I guess this is even easier than I thought, though I would have thought that more sophisticated methods for scaling random weights and for regularised inversion with cross-validated hyper-parameters would work much better and not be too much more expensive.
Anyway, I guess I will find out!
Thanks again.
You can scale the weights. The ELM.jl package uses randomly uniform distributed weights between (-1,1) iirc. There’s probably dozens of papers on how scaling them certain ways worked better for some problems. My understanding is that they should be random normal, but yeesh I haven’t thought about ELM’s for a long time now.
You can also CV the hyper parameter IE the reservoir size. This function doesn’t do that for you but that package does have CV’s in it.
This function does only the implicit regularization of using a pseudoinverse (ridge parameter based on the spectral norm IIRC but fact check that). But you could copy pasta it and add a scalar to the diagonal if you want with a general inverse of the covariance.
Yea let us know if this works for you if not I know we can help. ELM’s are very simple.

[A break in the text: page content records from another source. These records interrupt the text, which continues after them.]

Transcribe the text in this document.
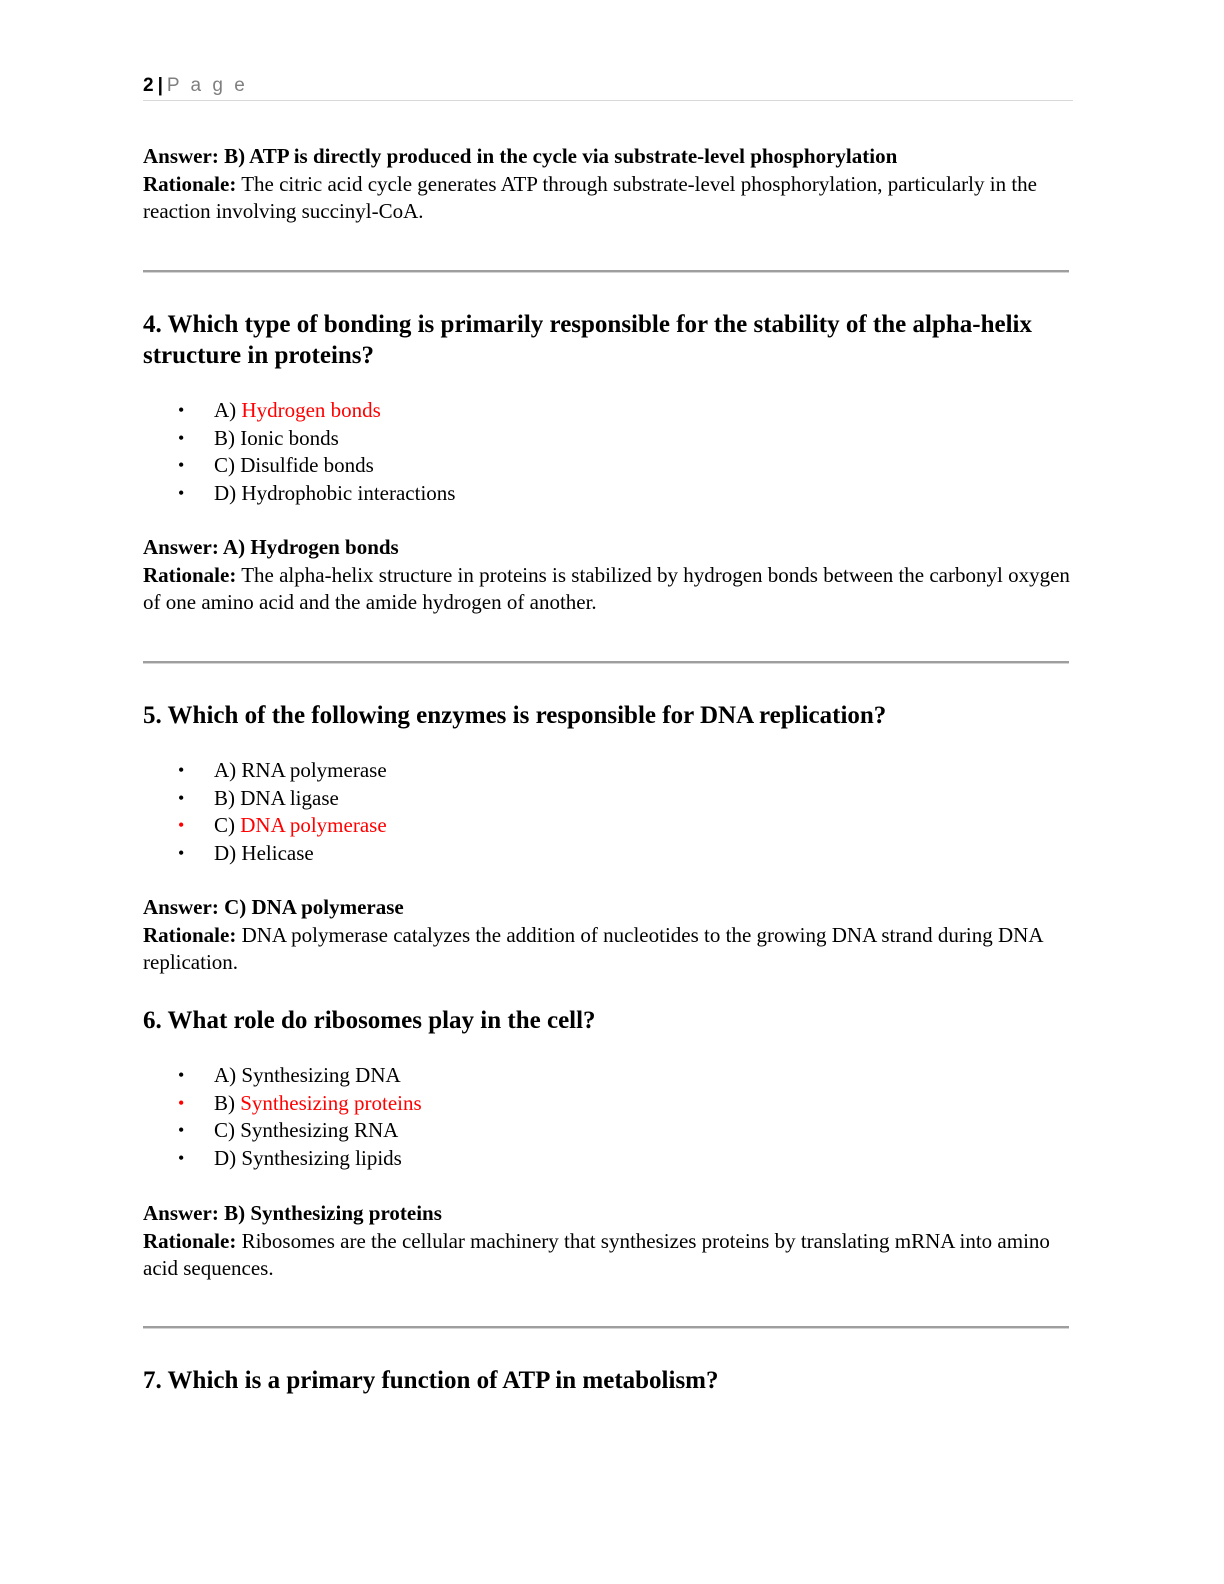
2 | P a g e
Answer: B) ATP is directly produced in the cycle via substrate-level phosphorylation
Rationale: The citric acid cycle generates ATP through substrate-level phosphorylation, particularly in the reaction involving succinyl-CoA.
4. Which type of bonding is primarily responsible for the stability of the alpha-helix structure in proteins?
• A) Hydrogen bonds
• B) Ionic bonds
• C) Disulfide bonds
• D) Hydrophobic interactions
Answer: A) Hydrogen bonds
Rationale: The alpha-helix structure in proteins is stabilized by hydrogen bonds between the carbonyl oxygen of one amino acid and the amide hydrogen of another.
5. Which of the following enzymes is responsible for DNA replication?
• A) RNA polymerase
• B) DNA ligase
• C) DNA polymerase
• D) Helicase
Answer: C) DNA polymerase
Rationale: DNA polymerase catalyzes the addition of nucleotides to the growing DNA strand during DNA replication.
6. What role do ribosomes play in the cell?
• A) Synthesizing DNA
• B) Synthesizing proteins
• C) Synthesizing RNA
• D) Synthesizing lipids
Answer: B) Synthesizing proteins
Rationale: Ribosomes are the cellular machinery that synthesizes proteins by translating mRNA into amino acid sequences.
7. Which is a primary function of ATP in metabolism?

It’s important to mention that, although ELM’s can be faster to compute they do, theoretically, provide the same optimal answer(barring random chance and reservoir size) as say a LS-SVM with a gaussian kernel after tuning. Also worth noting, LS-SVM’s are the same as kernel ridge regression with a bias term. So those options are also worth exploring. ELM’s sound cool because they are all Extreme, but really they are a sort of short cut too otherwise less random methods. That shortcut has a bit of a cost, but people doing some online learning stuff appreciate their speed. All of those methods should also be in ChemometricsTools.jl but I would imagine there are other implementations around the ecosystem by now. Maybe not though. If not check the shoot out script in that repository and add a CV loop or two if it’s not already there.
Thanks so much. I have done alot with SVM’s (written papers even). I am really just exploring ELM’s because I came across a reference to them, and I had somehow missed them along the way, and wanted to have a bit of a play.
I think it is neat when ‘quick and dirty’ gets you a good deal of the way along (this is good for showing students also!).
Yes, I was talking about tuning the ridge parameter (or maybe with a lasso one as well which might reduce dimension).
Thanks again!
SVMs are awesome I don’t care what anyone says :).
I’ve never seen LassoELM, but in reservoir learning its very common (say in echo state networks) to introduce sparsity in the weights. In general sparsity is good anyways :). LS-SVM is basically a short-cut to SVM’s, and they usually offer less sparsity than true SVMs do. That said, optimizing LS-SVM only involves linear regression so - it’s much faster. And also, undergraduates can write the code themselves! Maybe not understand the theory, but hey, maybe now days they could.
I wrote a projected gradient descent LASSO in a gist somewhere… But I think there are probably dozens of Lasso’s regressions out there in the Julia ecosystem now days :). Here’s a nice package for the classic way of doing LASSO: https://github.com/kul-forbes/ProximalOperators.jl/blob/master/demos/lasso.jl
Anyways, yea let us know if you have any troubles.
Thanks - you’ve given me lots to play with.
BTW, Convex.jl does Lasso in a flash, and only needs about 3 lines of code.
Always forget how nice these optimizer packages are. Thanks for the tip! It’d be fun to test the results of say convex.jl with the old school approaches for efficiency, but too many balls in the air right now.
Maybe I’m too late to the party, but CLIMA’s GitHub - CliMA/RandomFeatures.jl: Modular random feature approximation in Julia hosts different random feature models.